This Saturday night in Brisbane, Kevin Sheedy will coach his 522nd game of AFL / VFL football – it will take him to equal third place on the ‘Games Coached’ list. And the man who he will draw level with is the man whom Sheedy spent almost his entire career playing under at Richmond – the great Tom Hafey. They are both remarkable characters and very different in many ways. But after 522 games their coaching records will bear an amazing resemblance. In the first of a two-part series on the pair, Sheedy talks about what he learned playing under Hafey.

Sheedy is renowned for his staunch support and promotion of the game, his club, everyone who works at it and most particularly his players. He will throw challenges at each, he will put it out there for public consumption – but he is only ever trying to find that bit of improvement. He says Tom Hafey helped shape his attitudes.

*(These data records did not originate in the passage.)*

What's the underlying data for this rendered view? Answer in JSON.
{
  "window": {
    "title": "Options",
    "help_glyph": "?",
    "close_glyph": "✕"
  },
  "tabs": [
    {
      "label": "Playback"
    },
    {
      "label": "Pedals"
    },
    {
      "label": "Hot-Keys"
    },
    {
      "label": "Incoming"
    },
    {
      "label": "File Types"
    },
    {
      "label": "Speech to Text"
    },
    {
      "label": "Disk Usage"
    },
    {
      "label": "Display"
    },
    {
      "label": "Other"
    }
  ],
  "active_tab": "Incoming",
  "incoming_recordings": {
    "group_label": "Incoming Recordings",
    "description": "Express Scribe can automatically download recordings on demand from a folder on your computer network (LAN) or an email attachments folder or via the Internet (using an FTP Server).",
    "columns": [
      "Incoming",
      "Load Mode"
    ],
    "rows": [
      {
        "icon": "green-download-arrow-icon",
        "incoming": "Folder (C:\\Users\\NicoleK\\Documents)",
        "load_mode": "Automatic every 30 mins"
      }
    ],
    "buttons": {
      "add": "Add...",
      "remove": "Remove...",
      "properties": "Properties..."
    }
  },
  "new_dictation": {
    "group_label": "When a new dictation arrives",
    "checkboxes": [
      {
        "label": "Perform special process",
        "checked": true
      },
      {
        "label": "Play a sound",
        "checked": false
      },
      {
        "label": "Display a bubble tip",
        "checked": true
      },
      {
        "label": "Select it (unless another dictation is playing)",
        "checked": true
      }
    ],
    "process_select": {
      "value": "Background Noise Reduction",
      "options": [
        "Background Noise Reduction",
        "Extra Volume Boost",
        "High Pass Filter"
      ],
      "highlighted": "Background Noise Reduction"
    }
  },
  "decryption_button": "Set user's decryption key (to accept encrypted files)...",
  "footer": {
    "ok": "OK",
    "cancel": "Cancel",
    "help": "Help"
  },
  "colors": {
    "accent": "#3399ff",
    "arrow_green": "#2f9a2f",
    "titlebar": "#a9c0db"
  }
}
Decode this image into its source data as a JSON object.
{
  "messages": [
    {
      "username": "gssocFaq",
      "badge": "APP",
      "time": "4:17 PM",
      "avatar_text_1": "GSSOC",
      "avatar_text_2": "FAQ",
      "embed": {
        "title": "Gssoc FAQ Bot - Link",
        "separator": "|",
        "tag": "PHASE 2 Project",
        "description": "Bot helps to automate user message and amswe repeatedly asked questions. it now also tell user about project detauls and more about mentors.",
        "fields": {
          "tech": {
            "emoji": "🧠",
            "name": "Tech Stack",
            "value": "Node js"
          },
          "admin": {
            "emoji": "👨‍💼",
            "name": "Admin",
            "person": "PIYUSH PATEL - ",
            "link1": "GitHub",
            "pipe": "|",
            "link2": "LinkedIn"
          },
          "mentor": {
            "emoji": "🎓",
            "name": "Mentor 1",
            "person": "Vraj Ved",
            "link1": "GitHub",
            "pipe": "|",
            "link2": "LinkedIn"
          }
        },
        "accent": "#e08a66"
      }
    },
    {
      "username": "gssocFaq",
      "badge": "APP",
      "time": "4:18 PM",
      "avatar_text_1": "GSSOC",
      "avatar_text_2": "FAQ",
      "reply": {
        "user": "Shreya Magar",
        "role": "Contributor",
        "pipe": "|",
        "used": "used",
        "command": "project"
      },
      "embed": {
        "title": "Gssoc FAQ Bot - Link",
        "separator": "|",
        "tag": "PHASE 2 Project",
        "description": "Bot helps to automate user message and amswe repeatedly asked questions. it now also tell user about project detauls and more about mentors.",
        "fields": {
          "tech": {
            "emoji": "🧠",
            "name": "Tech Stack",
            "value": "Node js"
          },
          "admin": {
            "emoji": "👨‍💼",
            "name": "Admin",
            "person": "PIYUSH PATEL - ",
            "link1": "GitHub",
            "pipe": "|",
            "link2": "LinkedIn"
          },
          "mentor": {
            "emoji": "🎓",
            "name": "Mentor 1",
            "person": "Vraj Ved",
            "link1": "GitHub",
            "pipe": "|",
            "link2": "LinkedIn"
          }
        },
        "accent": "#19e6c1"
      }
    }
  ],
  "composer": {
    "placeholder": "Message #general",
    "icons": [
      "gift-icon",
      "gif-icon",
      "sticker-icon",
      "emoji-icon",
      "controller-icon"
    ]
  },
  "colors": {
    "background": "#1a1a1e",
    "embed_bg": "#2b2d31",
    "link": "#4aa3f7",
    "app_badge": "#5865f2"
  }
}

“Tom just had a wonderful warmth for his players,” Sheedy said. “He could be hard but in the end he just wanted the best for them and the club. That was something that struck me from the very first moment I walked into Richmond Football Club.”

“I suppose the passion to play and want to be involved in the game are two of the things that I really did learn from Tom Hafey. Tom just has a magnificent passion for the game. Here he is today, over 70 years of age, and he is still trying to tell the AFL what to do and where to go.”

Hafey started coaching at Richmond in 1966. He remained in the coaches box for the next 22 years. He left Richmond in 1976 and followed that with stints at Collingwood, Geelong and Sydney. All up he coached for 23 seasons. This year will be Sheedy’s 23rd Essendon. There records as they stand are remarkably similar. Hafey won 336 of his 522 games, lost 182 and drew four. Sheedy has won 338 of his 521, lost 177 and drawn 6.

“After Saturday night it will be a draw – we will have both coached 522 games and have four Premierships. It has been a long time coming. It means I can actually sit down and talk with him now and not feel like I am coming from a long way behind,” Sheedy said.

“The game has changed a lot since Tom was coaching – today we have a fully professional game. The head coach of a football club now has got to take responsibility for the coaching group and together with the football manager a whole department of people.

“The greatest thing Tom never had to do was go and tell Royce Hart, Kevin Sheedy, Kevin Barlett and Francis Bourke to retire. He left Richmond when it was about time for the group to retire – the positive about Tom leaving the Tigers was that he didn’t have to hurt anyone. I’m very envious of him.”

Sheedy recalled what it was like as a player to incur the wrath of Hafey after a loss.

“When Tom Hafey lost he was totally annoyed – there was just no forgiving losing. You have got to look at how you get your team up for the next week, so how long do you get down on yourself and brood over things before you start working on that? We used to walk across the park from the MCG to the Richmond clubrooms after games and I used to try and guess what day of the week he might start to melt a bit after we got beaten. Would it be three days or would it be four before he began to forgive the players? It depended how bad the loss was,"" Sheedy said.

“You can’t do that as much today because you sometimes have a short week before games and you are flying in and out of cities around Australia. You just have to quickly look at where you played well, where you didn’t and get the whole group – players and coaches – looking towards the next game. You have to be like that because everyone works very hard.

“My worst performance ever was after the 1996 preliminary final. I wouldn’t want to see a replay of what happened after that game. I’d have to say that is a person I don’t ever want to meet again.”

As usual, Sheedy was quick to inject some humour into comparisons between the two.

“Mentally I’m fitter than Tom but I can’t say my physique is as good as him,” Sheedy laughed. “I recently told Tom that a lot of people walking around Melbourne are extremely annoyed with him – a lot of 70-year-olds who are envious of that body of his. There is only one way he is going to fix the problem and that is to take off those skin-tight T-shirts and start wearing some sloppy outfits. Basically, every time he does a push up, I think of a new idea.”